The executive — the branch that enforces the laws made by the legislative branch.
The judicial — the court system, which determines whether the laws passed by the legislative are constitutional.
The 2nd Amendment to the Constitution is very clear, both in word and intent: The public has the right to own guns. You have the right to possess firearms to protect yourself.
The ultimate authority of the courts in interpreting the scope of those constitutional rights.
The United States Constitution was signed in 1787. That was before automobiles, telephones, airplanes, rockets, television, satellites, cameras, computers, the Internet, atomic energy, drones, antibiotics, X-rays, tape recorders, “sexting,” video recorders, video games, contraception — not to mention weapons that can fire dozens of rounds in mere seconds. Would that founding document been written any differently after all these inventions? If so, how?

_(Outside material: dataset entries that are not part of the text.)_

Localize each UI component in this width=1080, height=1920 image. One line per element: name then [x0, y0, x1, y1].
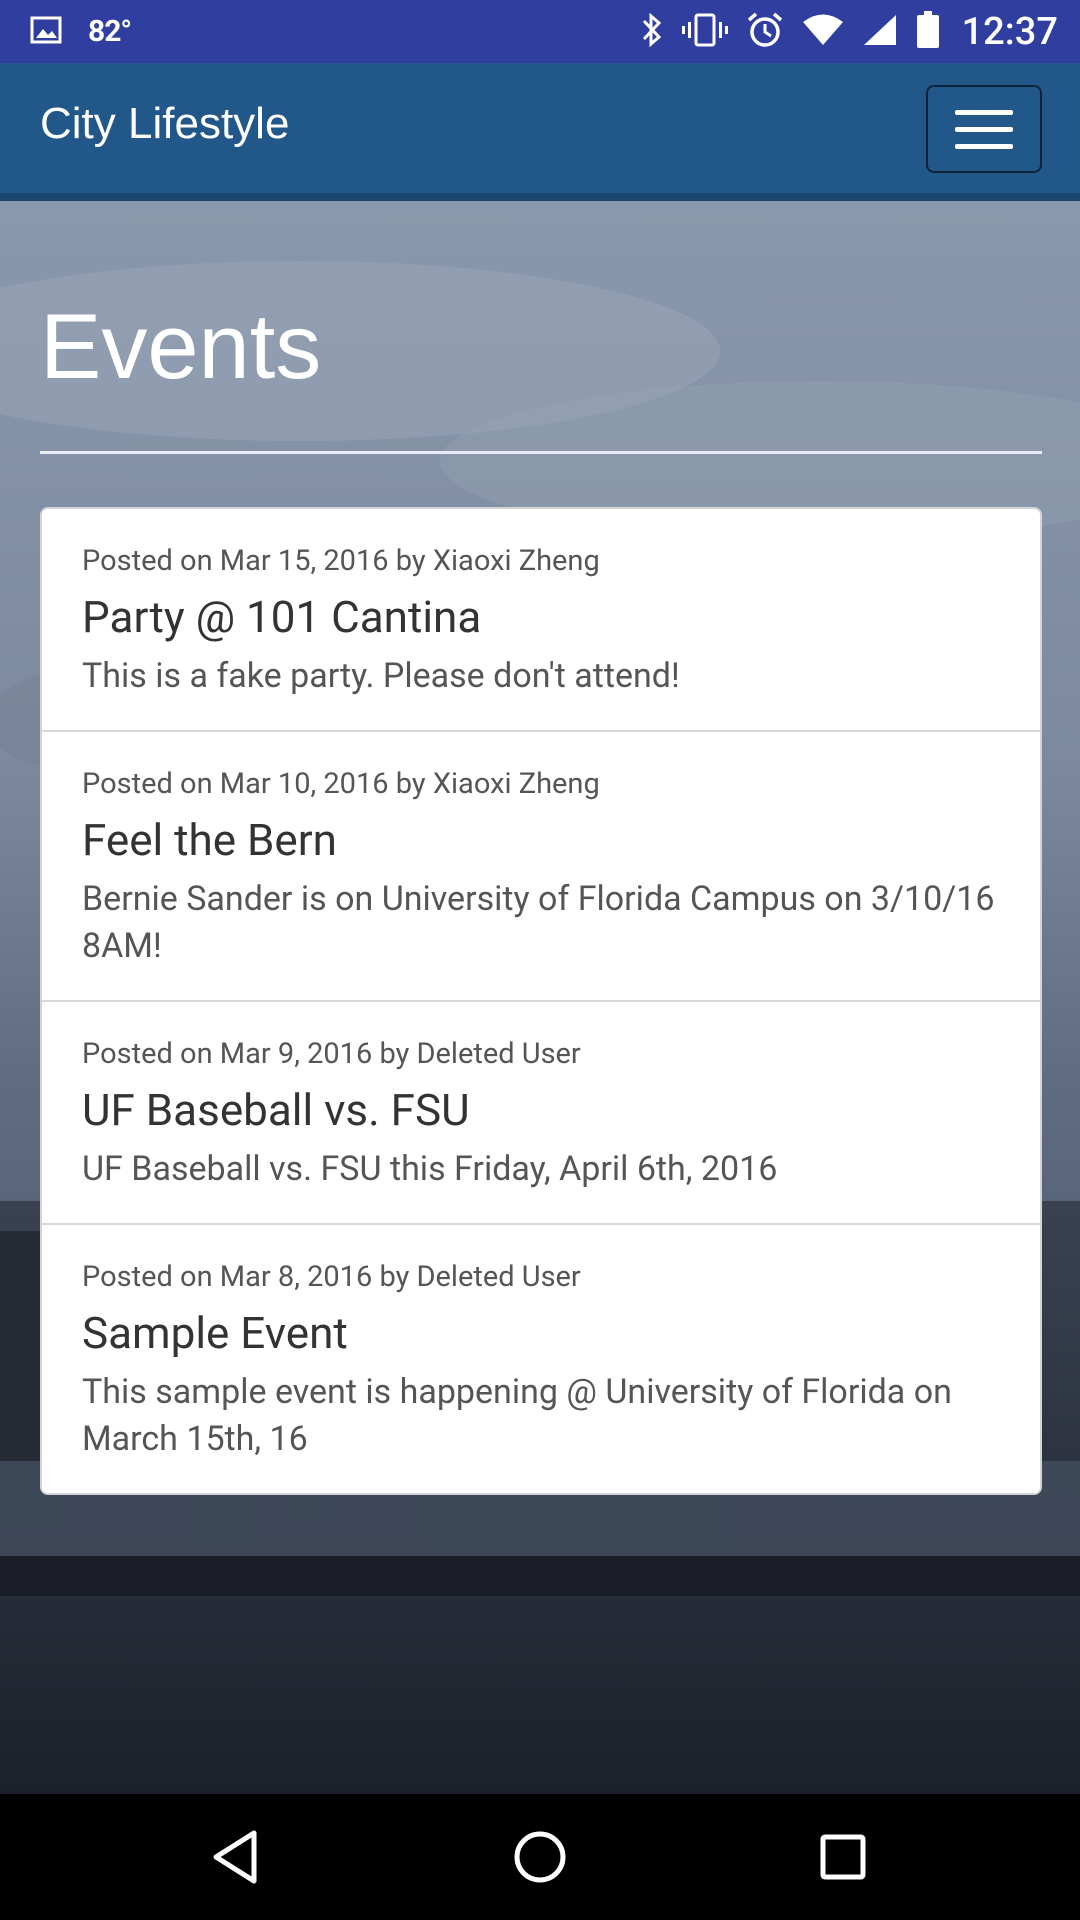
menu-toggle-button[interactable]	[926, 85, 1042, 173]
recents-icon[interactable]	[808, 1822, 878, 1892]
status-bar: 82° 12:37	[0, 0, 1080, 63]
wifi-icon	[802, 13, 844, 51]
event-title: Feel the Bern	[82, 814, 337, 866]
event-meta: Posted on Mar 10, 2016 by Xiaoxi Zheng	[82, 767, 600, 801]
event-description: This is a fake party. Please don't atten…	[82, 656, 680, 696]
event-item[interactable]: Posted on Mar 10, 2016 by Xiaoxi Zheng F…	[42, 732, 1040, 1002]
event-description: UF Baseball vs. FSU this Friday, April 6…	[82, 1149, 778, 1189]
event-item[interactable]: Posted on Mar 15, 2016 by Xiaoxi Zheng P…	[42, 509, 1040, 732]
image-icon	[30, 16, 62, 48]
temperature-text: 82°	[88, 14, 132, 49]
hamburger-menu-icon	[955, 109, 1013, 115]
alarm-icon	[746, 11, 784, 53]
event-meta: Posted on Mar 15, 2016 by Xiaoxi Zheng	[82, 544, 600, 578]
events-list: Posted on Mar 15, 2016 by Xiaoxi Zheng P…	[40, 507, 1042, 1495]
event-meta: Posted on Mar 9, 2016 by Deleted User	[82, 1037, 581, 1071]
vibrate-icon	[681, 12, 728, 52]
battery-icon	[916, 10, 940, 53]
home-icon[interactable]	[505, 1822, 575, 1892]
system-nav-bar	[0, 1794, 1080, 1920]
event-title: Sample Event	[82, 1307, 348, 1359]
event-item[interactable]: Posted on Mar 9, 2016 by Deleted User UF…	[42, 1002, 1040, 1225]
title-divider	[40, 451, 1042, 454]
cell-signal-icon	[862, 13, 898, 51]
page-title: Events	[40, 296, 322, 398]
hamburger-bar	[955, 126, 1013, 132]
event-description: This sample event is happening @ Univers…	[82, 1372, 952, 1459]
event-title: UF Baseball vs. FSU	[82, 1084, 470, 1136]
app-bar: City Lifestyle	[0, 63, 1080, 201]
hamburger-bar	[955, 143, 1013, 149]
event-meta: Posted on Mar 8, 2016 by Deleted User	[82, 1260, 581, 1294]
brand-title[interactable]: City Lifestyle	[40, 99, 289, 149]
event-item[interactable]: Posted on Mar 8, 2016 by Deleted User Sa…	[42, 1225, 1040, 1493]
event-title: Party @ 101 Cantina	[82, 591, 482, 643]
back-icon[interactable]	[200, 1822, 270, 1892]
event-description: Bernie Sander is on University of Florid…	[82, 879, 995, 966]
clock-time: 12:37	[961, 9, 1058, 54]
bluetooth-icon	[640, 12, 664, 52]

we have a legislative system in place to write new laws to regulate use of this new technology and a court system to determine whether those laws meet constitutional muster.
Profound disagreements over how to maintain a lawful society that balances rights with responsibilities are inevitable. When those arguments are over and laws are in the books, it’s up to law enforcement to uphold those laws. That’s their role. They should leave the “political posturing” to the lawmakers and let the courts decide which laws are and aren’t constitutional.
So, when you read about those nutty sheriffs down south and here in the west making statements saying they are for or against gun control, it is not their place to say so one way or the other. The law enforcement people have to obey laws “that are on the books right now” no matter whether the laws are bad or good or even mediocre. If they do not, they are in violation of the Constitution of the United States and can be prosecuted for dereliction of duty. That is the law, like it or not.
I have heard management police officials say things that are totally out of their milieu of expertise and they are clearly not obeying the constitution they are obligated to defend. They should step out of the fray and let the courts decide what's right and what's wrong with present laws.